Posted on:2008-08-19Degree:MasterType:Thesis
Country:ChinaCandidate:H S LiuFull Text:PDF
GTID:2132360242967114Subject:Pattern Recognition and Intelligent Systems
Abstract/Summary:PDF Full Text Request
Rolling bearing is the common component in rotating machinery. Its running state can influence the performance of the whole machine directly. Injury fault on rolling bearing, such as spalling, pitting, defects, scratches etc., can quickly intensify and cause the inactivation of the rolling bearing and be the greatest harm. Therefore, the monitoring and diagnosis of injury fault are the main work of fault diagnosis of rolling bearings. Because of the low SNR (Signal-to-Noise Ratio) characteristics of fault vibration signal, the diagnosis of early-stage injury fault has been a great problem in this area.In this thesis, an analysis of the fault mechanism and vibration characteristics of roller bearing is made first. And a detailed discussion concerning about the characteristics and development of injury fault is also stated. Then, a newly emerging non-linear, non-stable signal decomposition method, "EMD" is introduced. And two key issues of the application of EMD: Intrinsic Mode Function Criterion and Pseudo-component Identification, is particularly analyzed. In order to extract the characteristics of early-stage injury fault, based on the modulation characteristics of fault vibration signal, the feature extraction method of energy operator demodulation is proposed.

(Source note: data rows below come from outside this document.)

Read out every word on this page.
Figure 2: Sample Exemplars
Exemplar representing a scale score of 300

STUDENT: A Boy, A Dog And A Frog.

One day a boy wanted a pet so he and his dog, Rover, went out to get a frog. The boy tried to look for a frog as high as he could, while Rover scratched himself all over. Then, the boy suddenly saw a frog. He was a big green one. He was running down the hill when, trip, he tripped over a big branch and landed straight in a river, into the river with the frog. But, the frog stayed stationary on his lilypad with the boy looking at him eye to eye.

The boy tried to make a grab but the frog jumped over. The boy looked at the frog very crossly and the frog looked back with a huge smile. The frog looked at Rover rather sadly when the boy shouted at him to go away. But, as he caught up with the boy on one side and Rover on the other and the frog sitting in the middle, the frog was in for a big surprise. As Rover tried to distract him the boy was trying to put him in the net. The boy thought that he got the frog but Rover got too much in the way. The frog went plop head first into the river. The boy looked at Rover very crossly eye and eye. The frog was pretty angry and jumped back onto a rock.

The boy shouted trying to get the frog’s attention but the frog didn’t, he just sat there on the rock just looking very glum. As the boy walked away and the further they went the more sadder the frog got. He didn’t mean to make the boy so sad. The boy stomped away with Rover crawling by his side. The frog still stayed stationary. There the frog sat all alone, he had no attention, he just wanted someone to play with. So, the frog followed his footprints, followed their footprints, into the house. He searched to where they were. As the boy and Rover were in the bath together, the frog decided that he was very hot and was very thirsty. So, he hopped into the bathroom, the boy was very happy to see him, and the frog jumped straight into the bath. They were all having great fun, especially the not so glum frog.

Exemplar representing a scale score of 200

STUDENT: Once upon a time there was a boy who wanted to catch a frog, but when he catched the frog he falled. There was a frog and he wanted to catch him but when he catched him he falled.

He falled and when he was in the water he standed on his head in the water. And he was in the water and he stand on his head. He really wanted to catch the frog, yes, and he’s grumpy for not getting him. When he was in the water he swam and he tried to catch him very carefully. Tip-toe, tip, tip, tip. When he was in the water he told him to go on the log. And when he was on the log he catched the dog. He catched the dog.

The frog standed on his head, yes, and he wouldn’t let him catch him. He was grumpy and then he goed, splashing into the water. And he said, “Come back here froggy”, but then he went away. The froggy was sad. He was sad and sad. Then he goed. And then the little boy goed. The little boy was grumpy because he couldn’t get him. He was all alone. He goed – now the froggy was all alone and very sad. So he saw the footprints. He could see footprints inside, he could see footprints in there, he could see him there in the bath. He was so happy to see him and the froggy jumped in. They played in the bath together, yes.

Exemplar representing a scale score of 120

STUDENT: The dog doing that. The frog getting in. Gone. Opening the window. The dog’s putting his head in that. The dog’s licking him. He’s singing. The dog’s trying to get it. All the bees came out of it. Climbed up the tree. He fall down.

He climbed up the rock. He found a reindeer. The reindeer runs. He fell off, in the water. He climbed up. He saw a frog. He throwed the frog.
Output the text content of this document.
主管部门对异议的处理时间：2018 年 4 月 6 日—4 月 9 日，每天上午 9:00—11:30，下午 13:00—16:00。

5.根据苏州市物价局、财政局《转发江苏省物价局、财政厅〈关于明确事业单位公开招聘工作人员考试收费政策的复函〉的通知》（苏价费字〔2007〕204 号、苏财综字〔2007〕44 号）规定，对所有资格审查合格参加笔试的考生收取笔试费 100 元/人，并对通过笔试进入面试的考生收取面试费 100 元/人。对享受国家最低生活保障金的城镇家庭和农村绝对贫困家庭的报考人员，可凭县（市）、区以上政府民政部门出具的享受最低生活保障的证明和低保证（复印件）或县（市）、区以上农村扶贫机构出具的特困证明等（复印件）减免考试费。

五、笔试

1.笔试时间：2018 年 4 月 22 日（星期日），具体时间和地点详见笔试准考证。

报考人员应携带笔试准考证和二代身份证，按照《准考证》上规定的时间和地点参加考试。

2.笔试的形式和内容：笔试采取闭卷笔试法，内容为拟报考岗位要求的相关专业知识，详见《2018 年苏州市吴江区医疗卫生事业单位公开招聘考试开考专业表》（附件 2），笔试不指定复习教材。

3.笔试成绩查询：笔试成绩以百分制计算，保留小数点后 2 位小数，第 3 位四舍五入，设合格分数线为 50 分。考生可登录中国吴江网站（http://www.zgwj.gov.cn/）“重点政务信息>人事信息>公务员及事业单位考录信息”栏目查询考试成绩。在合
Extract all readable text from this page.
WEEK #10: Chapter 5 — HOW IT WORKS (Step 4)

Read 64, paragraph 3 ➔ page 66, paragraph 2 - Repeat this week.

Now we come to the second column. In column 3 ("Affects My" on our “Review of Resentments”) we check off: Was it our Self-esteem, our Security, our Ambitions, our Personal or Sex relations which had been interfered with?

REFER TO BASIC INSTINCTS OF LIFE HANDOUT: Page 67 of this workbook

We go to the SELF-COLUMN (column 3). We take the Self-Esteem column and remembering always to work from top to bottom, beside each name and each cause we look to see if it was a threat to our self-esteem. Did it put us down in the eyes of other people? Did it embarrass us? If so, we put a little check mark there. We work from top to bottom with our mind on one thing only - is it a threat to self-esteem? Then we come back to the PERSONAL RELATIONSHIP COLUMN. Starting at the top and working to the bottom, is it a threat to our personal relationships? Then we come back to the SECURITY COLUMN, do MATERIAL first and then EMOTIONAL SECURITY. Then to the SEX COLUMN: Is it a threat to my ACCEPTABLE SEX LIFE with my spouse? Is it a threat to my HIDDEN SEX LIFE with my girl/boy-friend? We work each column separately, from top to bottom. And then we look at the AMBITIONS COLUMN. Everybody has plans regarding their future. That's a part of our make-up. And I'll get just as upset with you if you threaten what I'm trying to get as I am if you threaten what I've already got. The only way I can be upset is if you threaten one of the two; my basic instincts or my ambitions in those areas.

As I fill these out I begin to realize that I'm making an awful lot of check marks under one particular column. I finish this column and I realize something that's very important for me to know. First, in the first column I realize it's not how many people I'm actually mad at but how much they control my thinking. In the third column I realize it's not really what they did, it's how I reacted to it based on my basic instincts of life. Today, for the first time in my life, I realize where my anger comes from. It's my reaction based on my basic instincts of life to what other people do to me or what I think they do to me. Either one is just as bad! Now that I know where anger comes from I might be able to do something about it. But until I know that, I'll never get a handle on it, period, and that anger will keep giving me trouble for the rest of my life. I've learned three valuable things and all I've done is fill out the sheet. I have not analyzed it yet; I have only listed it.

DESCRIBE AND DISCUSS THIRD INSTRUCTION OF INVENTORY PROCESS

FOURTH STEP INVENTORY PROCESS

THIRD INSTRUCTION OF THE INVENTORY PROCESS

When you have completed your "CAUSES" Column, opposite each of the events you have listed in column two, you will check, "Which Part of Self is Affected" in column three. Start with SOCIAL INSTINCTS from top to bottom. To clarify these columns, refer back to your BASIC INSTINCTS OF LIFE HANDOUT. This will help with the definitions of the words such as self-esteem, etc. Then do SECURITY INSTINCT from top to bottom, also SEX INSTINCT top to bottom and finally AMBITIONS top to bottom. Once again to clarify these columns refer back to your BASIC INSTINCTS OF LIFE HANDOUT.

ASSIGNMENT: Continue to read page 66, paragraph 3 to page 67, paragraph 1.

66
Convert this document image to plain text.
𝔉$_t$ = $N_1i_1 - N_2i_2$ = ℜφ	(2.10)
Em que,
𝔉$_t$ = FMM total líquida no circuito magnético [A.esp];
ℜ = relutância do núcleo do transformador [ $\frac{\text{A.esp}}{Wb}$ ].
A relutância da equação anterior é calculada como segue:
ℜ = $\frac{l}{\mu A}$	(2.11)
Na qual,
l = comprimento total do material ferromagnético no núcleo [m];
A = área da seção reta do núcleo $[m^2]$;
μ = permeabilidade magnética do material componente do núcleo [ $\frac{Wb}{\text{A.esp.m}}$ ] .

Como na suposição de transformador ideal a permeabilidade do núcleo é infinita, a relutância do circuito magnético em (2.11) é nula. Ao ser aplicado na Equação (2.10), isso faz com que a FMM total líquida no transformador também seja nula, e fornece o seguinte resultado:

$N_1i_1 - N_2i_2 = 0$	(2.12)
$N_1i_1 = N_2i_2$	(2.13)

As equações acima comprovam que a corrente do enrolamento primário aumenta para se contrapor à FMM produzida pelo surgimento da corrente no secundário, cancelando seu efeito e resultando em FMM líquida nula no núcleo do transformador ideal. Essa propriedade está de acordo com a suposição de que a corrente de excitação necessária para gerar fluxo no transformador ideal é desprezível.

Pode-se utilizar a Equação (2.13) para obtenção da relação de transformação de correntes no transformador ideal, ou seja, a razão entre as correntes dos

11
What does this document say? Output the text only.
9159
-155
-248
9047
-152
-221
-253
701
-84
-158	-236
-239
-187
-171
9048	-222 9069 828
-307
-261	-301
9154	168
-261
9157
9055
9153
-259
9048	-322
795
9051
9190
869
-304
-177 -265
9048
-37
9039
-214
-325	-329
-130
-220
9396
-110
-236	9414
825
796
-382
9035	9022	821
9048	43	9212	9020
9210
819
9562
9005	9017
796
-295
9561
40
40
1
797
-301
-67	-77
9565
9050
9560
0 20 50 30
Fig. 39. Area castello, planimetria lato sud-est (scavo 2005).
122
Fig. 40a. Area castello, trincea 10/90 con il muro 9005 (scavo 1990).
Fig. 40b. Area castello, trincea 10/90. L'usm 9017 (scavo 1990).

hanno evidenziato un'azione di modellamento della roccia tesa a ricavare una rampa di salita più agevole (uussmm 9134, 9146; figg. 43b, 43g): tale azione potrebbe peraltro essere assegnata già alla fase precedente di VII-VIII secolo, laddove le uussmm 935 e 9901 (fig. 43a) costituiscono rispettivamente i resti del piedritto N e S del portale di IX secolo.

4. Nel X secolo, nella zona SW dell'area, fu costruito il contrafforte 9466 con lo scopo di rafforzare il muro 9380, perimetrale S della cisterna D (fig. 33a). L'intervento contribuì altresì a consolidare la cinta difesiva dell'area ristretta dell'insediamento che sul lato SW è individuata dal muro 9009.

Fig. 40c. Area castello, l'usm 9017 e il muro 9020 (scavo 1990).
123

In this way, the end-point problem of Hilbert transform demodulation is effectively avoided. After the smoothing processing of energy operator demodulation, a satisfactory demodulation effect can be achieved. Now, the effectiveness of the method has been proved through the diagnosis examples. Finally, the signal de-noising method based on EMD is proposed, because the background noise of rolling bearing fault vibration signal is very serious. Through the correlation analysis of intrinsic mode function and original signal, pseudo-components are removed, and noise components are identified through analyzing self-correlation of intrinsic mode function, the signal is reconstructed for the purpose of de-noising. The fault diagnosis of rolling bearing based on EMD de-noising is done; the results show that, the minimal active component can be extracted through this method. The diagnosis of multiple faults and fault location can be realized through the combination of EMD de-noising and demodulation method.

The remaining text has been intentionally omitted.